CDK2–cyclin A2 or mTOR activate AKT via phosphorylation of the C-terminal residues S477 and T479.
Major finding: CDK2–cyclin A2 or mTOR activate AKT via phosphorylation of the C-terminal residues S477 and T479.
Concept: Phosphorylation of AKT at S477/T479 is required for full AKT activation and oncogenic functions.
Impact: AKT phosphorylation at S477/T479 may link aberrant cell-cycle progression with AKT hyperactivation.

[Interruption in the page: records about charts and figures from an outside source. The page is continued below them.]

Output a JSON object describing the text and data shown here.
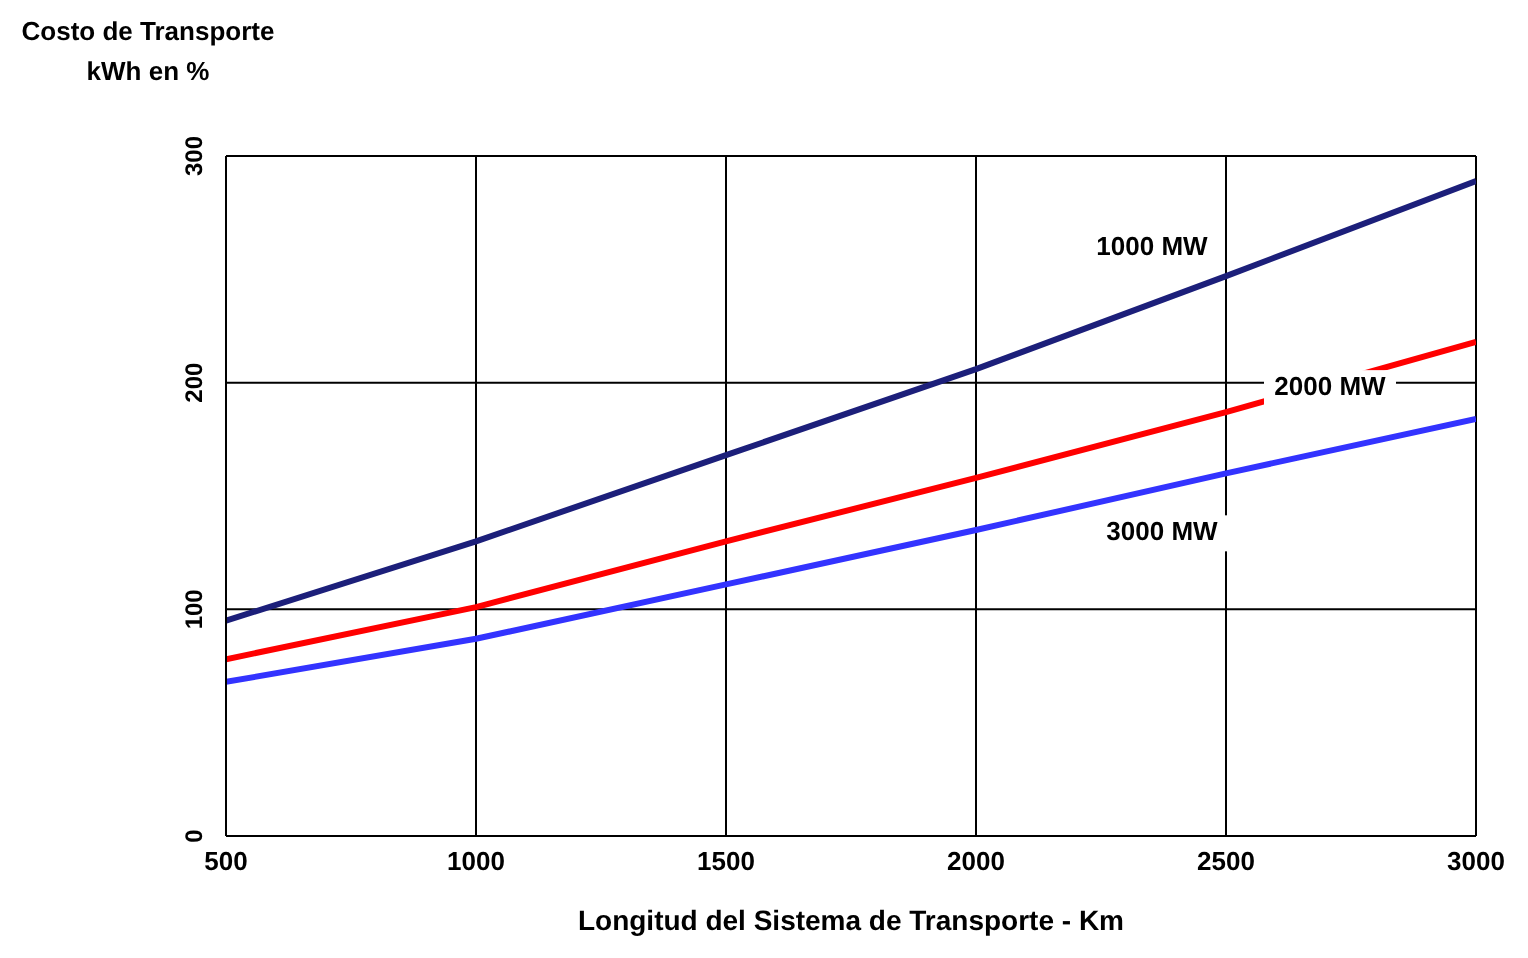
{
  "chart_data": {
    "type": "line",
    "ylabel": "Costo de Transporte kWh en %",
    "xlabel": "Longitud del Sistema de Transporte - Km",
    "x": [
      500,
      1000,
      1500,
      2000,
      2500,
      3000
    ],
    "series": [
      {
        "name": "1000 MW",
        "color": "#1c1f7a",
        "values": [
          95,
          130,
          168,
          206,
          247,
          289
        ]
      },
      {
        "name": "2000 MW",
        "color": "#ff0000",
        "values": [
          78,
          101,
          130,
          158,
          187,
          218
        ]
      },
      {
        "name": "3000 MW",
        "color": "#3333ff",
        "values": [
          68,
          87,
          111,
          135,
          160,
          184
        ]
      }
    ],
    "xlim": [
      500,
      3000
    ],
    "xticks": [
      500,
      1000,
      1500,
      2000,
      2500,
      3000
    ],
    "ylim": [
      0,
      300
    ],
    "yticks": [
      0,
      100,
      200,
      300
    ],
    "grid": true,
    "marker": "none",
    "line_style": "solid",
    "legend": false
  }
}
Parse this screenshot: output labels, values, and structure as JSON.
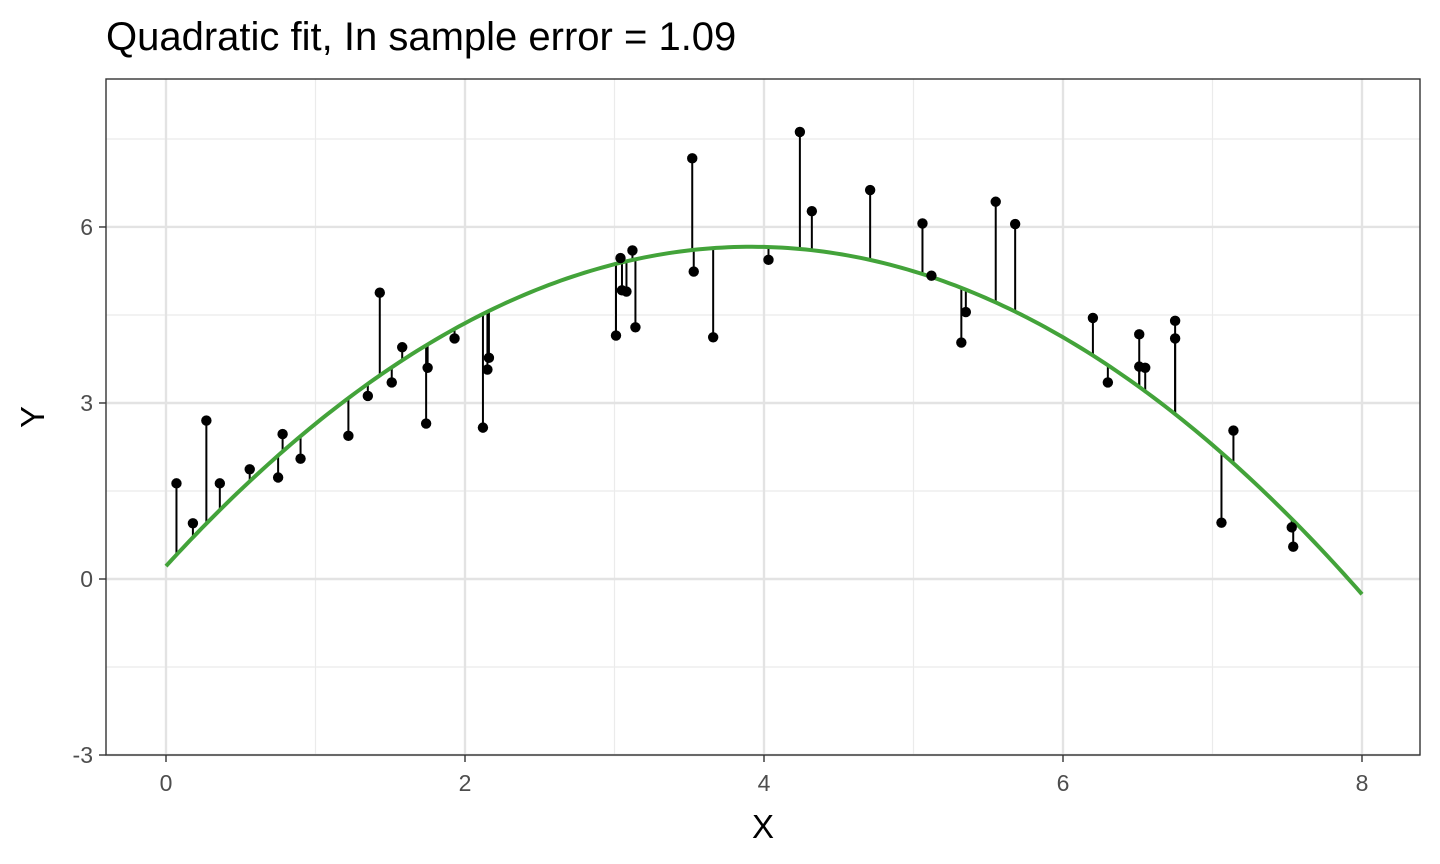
{
  "chart_data": {
    "type": "scatter",
    "title": "Quadratic fit, In sample error = 1.09",
    "xlabel": "X",
    "ylabel": "Y",
    "xlim": [
      -0.4,
      8.4
    ],
    "ylim": [
      -3,
      8.5
    ],
    "x_ticks": [
      0,
      2,
      4,
      6,
      8
    ],
    "y_ticks": [
      -3,
      0,
      3,
      6
    ],
    "x_tick_labels": [
      "0",
      "2",
      "4",
      "6",
      "8"
    ],
    "y_tick_labels": [
      "-3",
      "0",
      "3",
      "6"
    ],
    "grid": true,
    "fit": {
      "type": "quadratic",
      "coefficients": [
        0.22,
        2.78,
        -0.355
      ],
      "x_range": [
        0,
        8
      ],
      "color": "#43a33a"
    },
    "points": {
      "color": "#000000",
      "x": [
        0.07,
        0.18,
        0.27,
        0.36,
        0.56,
        0.75,
        0.78,
        0.9,
        1.22,
        1.35,
        1.43,
        1.51,
        1.58,
        1.74,
        1.75,
        1.93,
        2.12,
        2.15,
        2.16,
        3.01,
        3.04,
        3.05,
        3.08,
        3.12,
        3.14,
        3.52,
        3.53,
        3.66,
        4.03,
        4.24,
        4.32,
        4.71,
        5.06,
        5.12,
        5.32,
        5.35,
        5.55,
        5.68,
        6.2,
        6.3,
        6.51,
        6.51,
        6.55,
        6.75,
        6.75,
        7.06,
        7.14,
        7.53,
        7.54
      ],
      "y": [
        1.63,
        0.95,
        2.7,
        1.63,
        1.87,
        1.73,
        2.47,
        2.05,
        2.44,
        3.12,
        4.88,
        3.35,
        3.95,
        2.65,
        3.6,
        4.1,
        2.58,
        3.57,
        3.77,
        4.15,
        5.47,
        4.92,
        4.9,
        5.6,
        4.29,
        7.17,
        5.24,
        4.12,
        5.44,
        7.62,
        6.27,
        6.63,
        6.06,
        5.17,
        4.03,
        4.55,
        6.43,
        6.05,
        4.45,
        3.35,
        4.17,
        3.62,
        3.6,
        4.4,
        4.1,
        0.96,
        2.53,
        0.88,
        0.55
      ]
    }
  }
}
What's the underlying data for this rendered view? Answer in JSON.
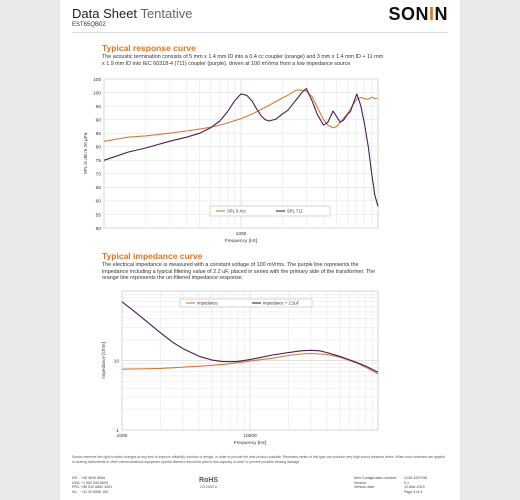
{
  "header": {
    "title_main": "Data Sheet",
    "title_status": "Tentative",
    "product_code": "EST65QB02",
    "logo_pre": "SON",
    "logo_o": "I",
    "logo_post": "N"
  },
  "sections": [
    {
      "title": "Typical response curve",
      "description": "The acoustic termination consists of 5 mm x 1.4 mm ID into a 0.4 cc coupler (orange) and 3 mm x 1.4 mm ID + 11 mm x 1.9 mm ID into IEC 60318-4 (711) coupler (purple), driven at 100 mVrms from a low impedance source"
    },
    {
      "title": "Typical impedance curve",
      "description": "The electrical impedance is measured with a constant voltage of 100 mVrms. The purple line represents the impedance including a typical filtering value of 2.2 uF, placed in series with the primary side of the transformer. The orange line represents the un-filtered impedance response."
    }
  ],
  "chart_data": [
    {
      "type": "line",
      "x_scale": "log",
      "xlim": [
        100,
        10000
      ],
      "ylim": [
        50,
        105
      ],
      "ylabel": "SPL in dB re 20 µPa",
      "xlabel": "Frequency [Hz]",
      "x_tick_labels": [
        "1000"
      ],
      "y_tick_labels": [
        "105",
        "100",
        "95",
        "90",
        "85",
        "80",
        "75",
        "70",
        "65",
        "60",
        "55",
        "50"
      ],
      "grid": true,
      "legend_placement": "bottom-center",
      "series": [
        {
          "name": "SPL 0.4cc",
          "color": "#d77a38",
          "x": [
            100,
            150,
            200,
            300,
            400,
            500,
            600,
            700,
            800,
            900,
            1000,
            1200,
            1500,
            1700,
            2000,
            2200,
            2500,
            2700,
            3000,
            3300,
            3700,
            4000,
            4300,
            4700,
            5000,
            5300,
            5600,
            6000,
            6500,
            7000,
            7500,
            8000,
            8500,
            9000,
            9500,
            10000
          ],
          "y": [
            82,
            83.5,
            84,
            85,
            85.8,
            86.5,
            87.2,
            88,
            88.8,
            89.6,
            90.4,
            92,
            94.5,
            96,
            98,
            99,
            100.8,
            101,
            100.5,
            98.5,
            93.5,
            90,
            88,
            87,
            87.5,
            89,
            90.5,
            92.2,
            95.2,
            97.5,
            98.2,
            97.7,
            97.5,
            98.3,
            97.8,
            98
          ]
        },
        {
          "name": "SPL 711",
          "color": "#4a1d55",
          "x": [
            100,
            150,
            200,
            300,
            400,
            500,
            600,
            700,
            800,
            900,
            1000,
            1100,
            1200,
            1300,
            1400,
            1500,
            1600,
            1800,
            2000,
            2200,
            2500,
            2800,
            3000,
            3300,
            3600,
            4000,
            4300,
            4700,
            5000,
            5300,
            5600,
            6000,
            6300,
            6600,
            7000,
            7500,
            8000,
            8500,
            9000,
            9500,
            10000
          ],
          "y": [
            75,
            78,
            79.5,
            82,
            83.5,
            85,
            87,
            89.5,
            93,
            97,
            99.5,
            99,
            97,
            94,
            91.5,
            90,
            89.5,
            90.2,
            92,
            93.5,
            97,
            100.2,
            101.5,
            97,
            92,
            88,
            89,
            93.2,
            91,
            89,
            89.8,
            92,
            93,
            96,
            99.5,
            95,
            88,
            80,
            70,
            62,
            58
          ]
        }
      ]
    },
    {
      "type": "line",
      "x_scale": "log",
      "y_scale": "log",
      "xlim": [
        1000,
        100000
      ],
      "ylim": [
        1,
        100
      ],
      "ylabel": "Impedance [Ohm]",
      "xlabel": "Frequency [Hz]",
      "x_tick_labels": [
        "1000",
        "10000"
      ],
      "y_tick_labels": [
        "10",
        "1"
      ],
      "grid": true,
      "legend_placement": "top-center",
      "series": [
        {
          "name": "Impedance",
          "color": "#d77a38",
          "x": [
            1000,
            1500,
            2000,
            3000,
            5000,
            7000,
            10000,
            15000,
            20000,
            25000,
            30000,
            40000,
            50000,
            60000,
            70000,
            80000,
            100000
          ],
          "y": [
            7.5,
            7.6,
            7.7,
            8,
            8.5,
            9,
            9.8,
            10.8,
            11.8,
            12.4,
            12.6,
            12.2,
            11.2,
            10,
            9,
            8,
            6.4
          ]
        },
        {
          "name": "Impedance + 2.2uF",
          "color": "#4a1d55",
          "x": [
            1000,
            1300,
            1600,
            2000,
            2500,
            3000,
            4000,
            5000,
            6000,
            7000,
            8000,
            10000,
            12000,
            15000,
            20000,
            25000,
            30000,
            35000,
            40000,
            50000,
            60000,
            70000,
            80000,
            100000
          ],
          "y": [
            70,
            48,
            35,
            25,
            18.2,
            14.8,
            11.5,
            10.2,
            9.7,
            9.6,
            9.7,
            10.3,
            11,
            12,
            13,
            13.8,
            14,
            13.8,
            13,
            11.5,
            10.2,
            9.2,
            8.3,
            6.8
          ]
        }
      ]
    }
  ],
  "footer": {
    "disclaimer": "Sonion reserves the right to make changes at any time to improve reliability, function or design, in order to provide the best product possible. Receivers series of this type can produce very high sound pressure levels. When such receivers are applied in hearing instruments or other communications equipment special attention should be paid to this capacity in order to prevent possible hearing damage.",
    "contacts": [
      {
        "key": "DK:",
        "value": "+45 4630 6666"
      },
      {
        "key": "USA:",
        "value": "+1 952 943 6500"
      },
      {
        "key": "PRC:",
        "value": "+86 512 6662 3401"
      },
      {
        "key": "NL:",
        "value": "+31 20 6066 100"
      }
    ],
    "rohs_big": "RoHS",
    "rohs_small": "2011/65/EU",
    "meta": [
      {
        "key": "Item Configuration number:",
        "value": "2136-3207346"
      },
      {
        "key": "Version:",
        "value": "0.1"
      },
      {
        "key": "Version date:",
        "value": "12-Mar-2019"
      },
      {
        "key": "",
        "value": "Page 4 of 4"
      }
    ]
  }
}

The AKT kinase plays a major role in the regulation of cellular proliferation, metabolism, and survival. Hyperactivation of AKT via S473 and T308 phosphorylation has previously been linked with carcinogenesis; however, it remains unclear whether additional molecular mechanisms contribute to AKT activation. Using single live-cell imaging and synchronization experiments, Liu and colleagues found that AKT activity and phosphorylation fluctuate across the cell cycle in a pattern that closely mirrors expression of cyclin A2, an activator of cyclin-dependent kinase 2 (CDK2). Inhibition of CDK2 and cyclin A2, but not cyclin E or cyclin A1, reduced AKT phosphorylation independently of changes in the cell cycle or known AKT regulators, suggesting that AKT is a direct CDK2–cyclin A2 substrate. Indeed, in vitro kinase assays revealed that CDK2–cyclin A2 phosphorylated AKT within the carboxy (C)-terminus at residues S477 and T479. Similar to S473 phosphorylation, which is regulated by multiple upstream signaling pathways, either Cdk2/Cyclin A or mTOR could phosphorylate S477/T479 under different physiologic conditions, such as cell-cycle progression or growth stimulation, respectively. Alanine substitution at S477/T479 inhibited phosphorylation of the canonical S473 activation site, whereas phosphomimetic mutations increased S473 phosphorylation, raising the possibility that S477/T479 either primes S473 for mTOR-mediated phosphorylation or locks AKT in an active conformation. Analysis of breast tumor samples revealed that AKT1 pS477/pT479 levels were correlated with cyclin A2 expression, indicating that phosphorylation at these residues may mediate AKT oncogenicity. In line with these findings, expression of the phosphomimetic S477/T479 AKT1 mutant rescued in vivo tumor formation and proliferation defects in cells depleted of AKT1 or cyclin A2 to a greater extent than wild-type AKT1. C-terminal AKT phosphorylation by CDK2–cyclin A2 may thus be required for the oncogenic activity of AKT, suggesting that cyclin A2 overexpression may drive cancer by promoting AKT-dependent proliferation and survival.